Corporate bonds were mostly positive in the third quarter, thanks to gains late in the period. Longer-term interest rates increased through early September, then retreated from two-year highs as the Federal Reserve unexpectedly delayed its reduction of asset purchases. The Fed also kept its fed funds target rate in the 0.00% to 0.25% range, and it plans to keep short-term rates very low as long as the national unemployment rate remains above 6.5% and inflation is projected to be no more than 2.5% in the next 12 to 24 months.

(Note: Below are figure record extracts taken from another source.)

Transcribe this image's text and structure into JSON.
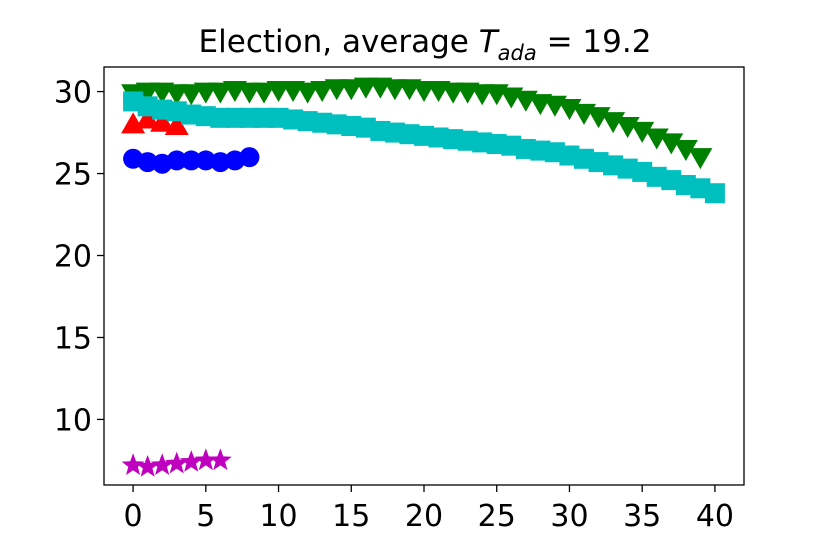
{
  "chart_data": {
    "type": "scatter",
    "title": {
      "prefix": "Election, average ",
      "symbol": "T",
      "subscript": "ada",
      "suffix": " = 19.2"
    },
    "xlabel": "",
    "ylabel": "",
    "xlim": [
      -2,
      42
    ],
    "ylim": [
      6,
      31.5
    ],
    "xticks": [
      0,
      5,
      10,
      15,
      20,
      25,
      30,
      35,
      40
    ],
    "yticks": [
      10,
      15,
      20,
      25,
      30
    ],
    "grid": false,
    "legend": "none",
    "series": [
      {
        "marker": "triangle-up",
        "color": "#ff0000",
        "x": [
          0,
          1,
          2,
          3
        ],
        "y": [
          28.0,
          28.3,
          28.1,
          27.9
        ]
      },
      {
        "marker": "circle",
        "color": "#0000ff",
        "x": [
          0,
          1,
          2,
          3,
          4,
          5,
          6,
          7,
          8
        ],
        "y": [
          25.9,
          25.7,
          25.6,
          25.8,
          25.8,
          25.8,
          25.7,
          25.8,
          26.0
        ]
      },
      {
        "marker": "star",
        "color": "#bf00bf",
        "x": [
          0,
          1,
          2,
          3,
          4,
          5,
          6
        ],
        "y": [
          7.2,
          7.1,
          7.2,
          7.3,
          7.4,
          7.5,
          7.5
        ]
      },
      {
        "marker": "triangle-down",
        "color": "#008000",
        "x": [
          0,
          1,
          2,
          3,
          4,
          5,
          6,
          7,
          8,
          9,
          10,
          11,
          12,
          13,
          14,
          15,
          16,
          17,
          18,
          19,
          20,
          21,
          22,
          23,
          24,
          25,
          26,
          27,
          28,
          29,
          30,
          31,
          32,
          33,
          34,
          35,
          36,
          37,
          38,
          39
        ],
        "y": [
          29.9,
          30.0,
          30.0,
          29.9,
          29.9,
          30.0,
          30.0,
          30.1,
          30.0,
          30.0,
          30.1,
          30.1,
          30.0,
          30.1,
          30.2,
          30.2,
          30.3,
          30.3,
          30.2,
          30.2,
          30.1,
          30.1,
          30.0,
          30.0,
          29.9,
          29.9,
          29.7,
          29.5,
          29.3,
          29.2,
          29.0,
          28.7,
          28.5,
          28.2,
          27.9,
          27.6,
          27.2,
          26.9,
          26.5,
          26.0
        ]
      },
      {
        "marker": "square",
        "color": "#00bfbf",
        "x": [
          0,
          1,
          2,
          3,
          4,
          5,
          6,
          7,
          8,
          9,
          10,
          11,
          12,
          13,
          14,
          15,
          16,
          17,
          18,
          19,
          20,
          21,
          22,
          23,
          24,
          25,
          26,
          27,
          28,
          29,
          30,
          31,
          32,
          33,
          34,
          35,
          36,
          37,
          38,
          39,
          40
        ],
        "y": [
          29.4,
          29.1,
          28.9,
          28.8,
          28.6,
          28.5,
          28.4,
          28.4,
          28.4,
          28.4,
          28.4,
          28.3,
          28.2,
          28.1,
          28.0,
          27.9,
          27.8,
          27.6,
          27.5,
          27.4,
          27.3,
          27.2,
          27.1,
          27.0,
          26.9,
          26.8,
          26.7,
          26.5,
          26.4,
          26.3,
          26.1,
          25.9,
          25.7,
          25.5,
          25.3,
          25.1,
          24.8,
          24.6,
          24.3,
          24.1,
          23.8
        ]
      }
    ]
  }
}
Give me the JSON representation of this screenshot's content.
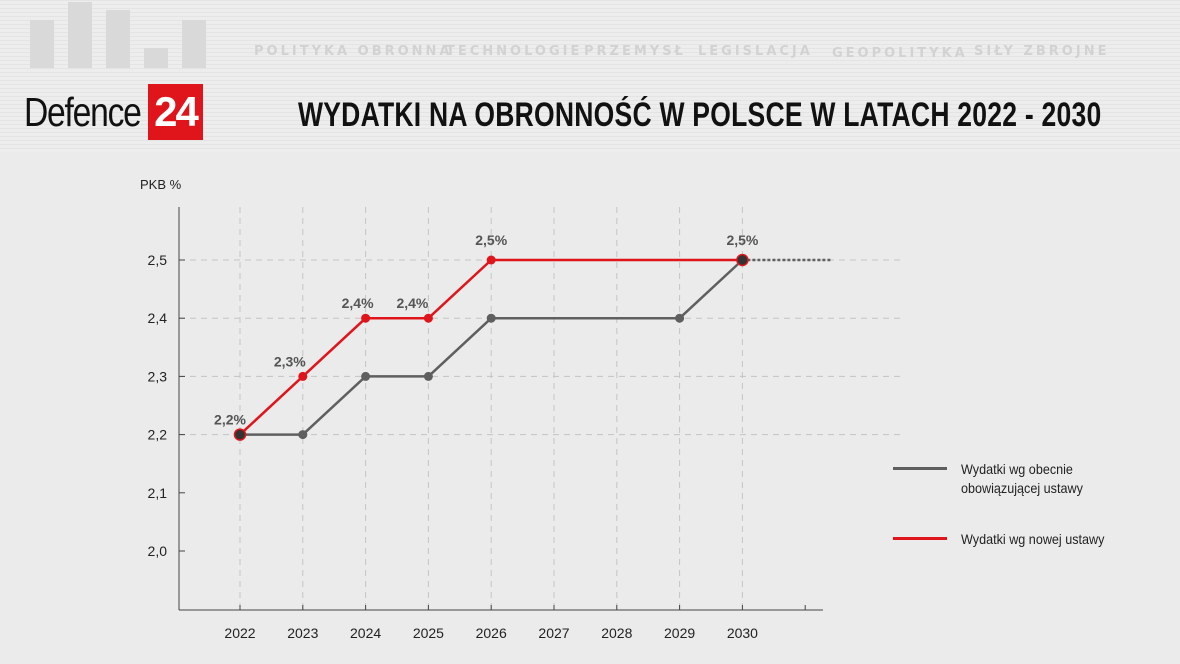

The Corporate Income Fund returned 0.96% in the quarter compared with 0.82% for the Barclays U.S. Corporate Investment Grade Bond Index. For the 12 months ended September 30, 2013, the fund returned −1.04% versus −1.58% for the Barclays U.S. Corporate Investment Grade Bond Index. The fund's average annual total returns were −1.04%, 9.02%, and 5.58% for the 1-, 5-, and 10-year periods, respectively, as of September 30, 2013. The fund's expense ratio was 0.62% as of its fiscal year ended May 31, 2013.
For up-to-date standardized total returns, including the most recent month-end performance, please click on the Performance tab, above.
Current performance may be lower or higher than the quoted past performance, which cannot guarantee future results.
Share price, principal value, and return will vary and you may have a gain or loss when you sell your shares.
Our positioning along the yield curve helped performance, as we added to both shorter- and longer-term bonds. Previously, our overweight in 10-year securities had trimmed fund results. Our overweight allocation to the media sector was negative, given increased rumors of merger-and-acquisition activity, which created the potential for a credit downgrade to key holdings. To the extent that volatility in the market continues, it may provide attractive opportunities to add to companies with strong fundamentals that have suffered from adverse technical factors or macroeconomic pressures. As always, our investment team will maintain its commitment to a risk-conscious investment approach with a long-term perspective.
Investment-grade corporate bonds continue to benefit from strong investor demand and attractive yields relative to U.S. Treasury securities. However, firms are facing a number of uncertainties that may act as headwinds in the coming months. Political leaders have struggled to address fiscal policy, resulting in a federal government shutdown and uncertainty over the looming U.S. debt ceiling. While it is likely that policymakers will eventually resolve the fiscal impasse and avoid a more damaging debt default, these issues are weighing on the country's economic prospects. Despite these concerns, the U.S. economy has remained on stable ground, although recent employment and housing data have been mixed. Corporate default rates are expected to remain low, but credit fundamentals have started to deteriorate from strong levels. Stock buybacks, dividend increases, and other shareholder-friendly activities have persisted, but we do not expect them to be a major factor. Lower-risk assets should perform well in the intermediate term, given the economic headwinds and eventual reduction in Fed stimulus.